Back pain can hit anybody, but it becomes more likely as we age, and when we’re consistently sedentary. A British study involving over 30,000 back pain sufferers revealed that when people understand their risk factors and combine that knowledge with exercise, their need for other interventions decreases significantly.
So what’s the best exercise for alleviating or avoiding back pain? And what about the converse question – what’s the worst thing you can for your back when it comes to athletics?
One of the best forms of exercise for people who suffer from back pain is also the one that comes to us earliest in life and which is most natural to us: it’s walking. Not only is walking easy on your joints, but every time you do it you also help to maintain your bone density, fending off conditions like osteoporosis and improving your cardiovascular health.

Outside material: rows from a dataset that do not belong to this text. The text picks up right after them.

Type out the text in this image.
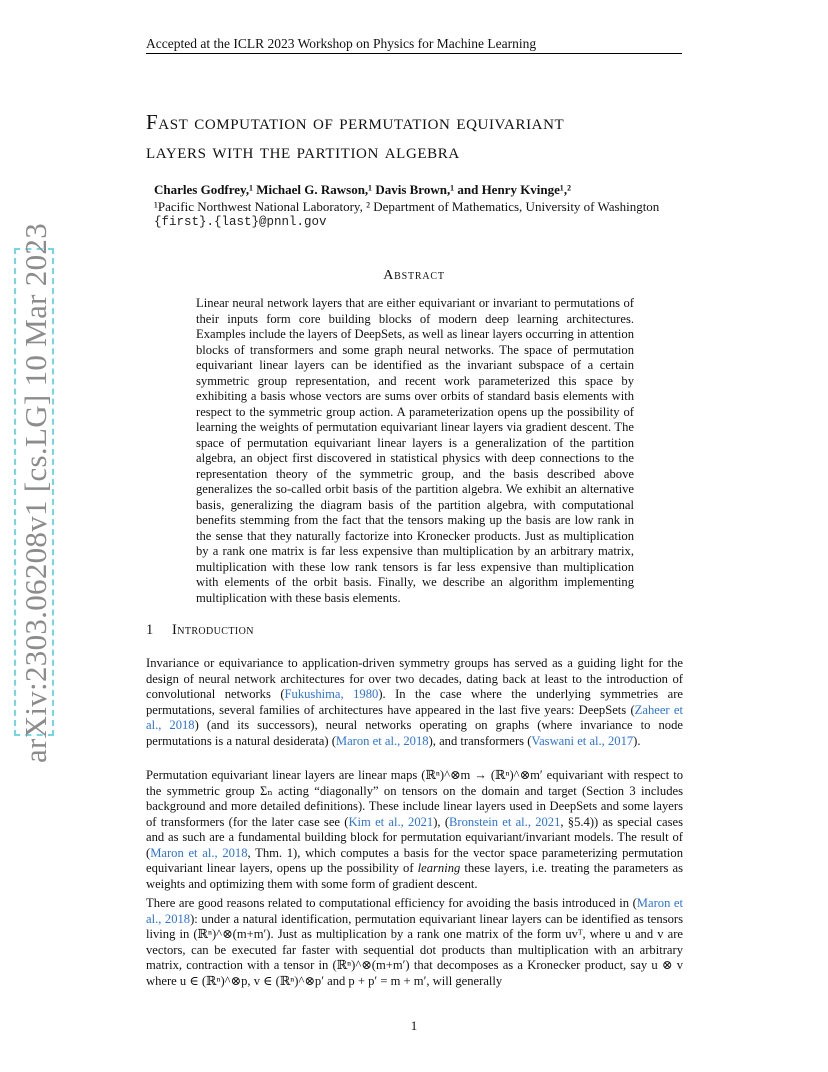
Accepted at the ICLR 2023 Workshop on Physics for Machine Learning
arXiv:2303.06208v1 [cs.LG] 10 Mar 2023
Fast computation of permutation equivariant
layers with the partition algebra
Charles Godfrey,¹ Michael G. Rawson,¹ Davis Brown,¹ and Henry Kvinge¹,²
¹Pacific Northwest National Laboratory, ² Department of Mathematics, University of Washington
{first}.{last}@pnnl.gov
Abstract

Linear neural network layers that are either equivariant or invariant to permutations of their inputs form core building blocks of modern deep learning architectures. Examples include the layers of DeepSets, as well as linear layers occurring in attention blocks of transformers and some graph neural networks. The space of permutation equivariant linear layers can be identified as the invariant subspace of a certain symmetric group representation, and recent work parameterized this space by exhibiting a basis whose vectors are sums over orbits of standard basis elements with respect to the symmetric group action. A parameterization opens up the possibility of learning the weights of permutation equivariant linear layers via gradient descent. The space of permutation equivariant linear layers is a generalization of the partition algebra, an object first discovered in statistical physics with deep connections to the representation theory of the symmetric group, and the basis described above generalizes the so-called orbit basis of the partition algebra. We exhibit an alternative basis, generalizing the diagram basis of the partition algebra, with computational benefits stemming from the fact that the tensors making up the basis are low rank in the sense that they naturally factorize into Kronecker products. Just as multiplication by a rank one matrix is far less expensive than multiplication by an arbitrary matrix, multiplication with these low rank tensors is far less expensive than multiplication with elements of the orbit basis. Finally, we describe an algorithm implementing multiplication with these basis elements.

1 Introduction

Invariance or equivariance to application-driven symmetry groups has served as a guiding light for the design of neural network architectures for over two decades, dating back at least to the introduction of convolutional networks (Fukushima, 1980). In the case where the underlying symmetries are permutations, several families of architectures have appeared in the last five years: DeepSets (Zaheer et al., 2018) (and its successors), neural networks operating on graphs (where invariance to node permutations is a natural desiderata) (Maron et al., 2018), and transformers (Vaswani et al., 2017).

Permutation equivariant linear layers are linear maps (ℝⁿ)^⊗m → (ℝⁿ)^⊗m′ equivariant with respect to the symmetric group Σₙ acting “diagonally” on tensors on the domain and target (Section 3 includes background and more detailed definitions). These include linear layers used in DeepSets and some layers of transformers (for the later case see (Kim et al., 2021), (Bronstein et al., 2021, §5.4)) as special cases and as such are a fundamental building block for permutation equivariant/invariant models. The result of (Maron et al., 2018, Thm. 1), which computes a basis for the vector space parameterizing permutation equivariant linear layers, opens up the possibility of learning these layers, i.e. treating the parameters as weights and optimizing them with some form of gradient descent.

There are good reasons related to computational efficiency for avoiding the basis introduced in (Maron et al., 2018): under a natural identification, permutation equivariant linear layers can be identified as tensors living in (ℝⁿ)^⊗(m+m′). Just as multiplication by a rank one matrix of the form uvᵀ, where u and v are vectors, can be executed far faster with sequential dot products than multiplication with an arbitrary matrix, contraction with a tensor in (ℝⁿ)^⊗(m+m′) that decomposes as a Kronecker product, say u ⊗ v where u ∈ (ℝⁿ)^⊗p, v ∈ (ℝⁿ)^⊗p′ and p + p′ = m + m′, will generally

1
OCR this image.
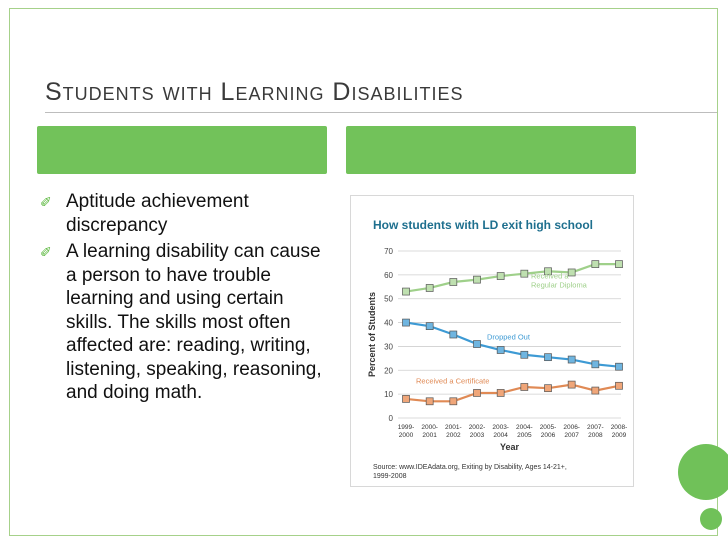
Students with Learning Disabilities
✐ Aptitude achievement discrepancy
✐ A learning disability can cause a person to have trouble learning and using certain skills. The skills most often affected are: reading, writing, listening, speaking, reasoning, and doing math.
How students with LD exit high school
0
10
20
30
40
50
60
70
Percent of Students
1999-
2000
2000-
2001
2001-
2002
2002-
2003
2003-
2004
2004-
2005
2005-
2006
2006-
2007
2007-
2008
2008-
2009
Year
Received a
Regular Diploma
Dropped Out
Received a Certificate
Source: www.IDEAdata.org, Exiting by Disability, Ages 14-21+,
1999-2008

Other forms of exercise can also be beneficial if done correctly, but there’s a fine line between helpful and hurtful. Here are some tips for avoiding injury and doing what’s best for your back:
• Stretching and loosening your hamstrings is helpful, but only if it’s done right. Many people make the mistake of bending over to touch their toes, and make things even worse by bouncing once in that position. Instead, put your heel up on a chair, tilt your pelvis forward, and bend over towards your foot slowly and gently. Hold for 30 seconds, then switch legs.
• Want to stretch your quads? Don’t do it while sitting upright. Instead, lay on your side, resting your head on your downside arm and your legs stacked, then bend your top leg backwards, keeping your knees together and grabbing your top foot towards your hip.
• Want to work your abs and core? Lots of people do leg raises in which they lay on their back and raise and lower their legs. Though this engages the muscles of the belly, it also puts tremendous stress on the spine. Instead, start on your back with your knees bent at a 90-degree angle so they are over your hips. From that position, contract your abdominal muscles, then raise your knees up towards your chest. Another good alternative to the abdominal exercise known as crunches is the plank, which strengthens core muscles and tones your belly and your arms without working the spine.
• Want to get your heart pumping? Rather than attempting a high-impact aerobic class or going for a run, get yourself to a pool and go for a swim. Swimming is a low-impact activity that stretches and strengthens your core muscles and provides cardiovascular benefits without stressing your joints or vertebrae. If you’re currently experiencing pain, swimming may actually make you feel better, though backstroke and breaststroke may be your best options because they involve less twisting.
• Lots of people opt for yoga when they’re trying to stretch out their backs. If you’re an enthusiast, we highly recommend hot yoga, which provides all of the benefits along with the added perk of a heated room. The warmth loosens tight muscles and can help you get a deeper, more comfortable stretch. Just make sure you stay hydrated.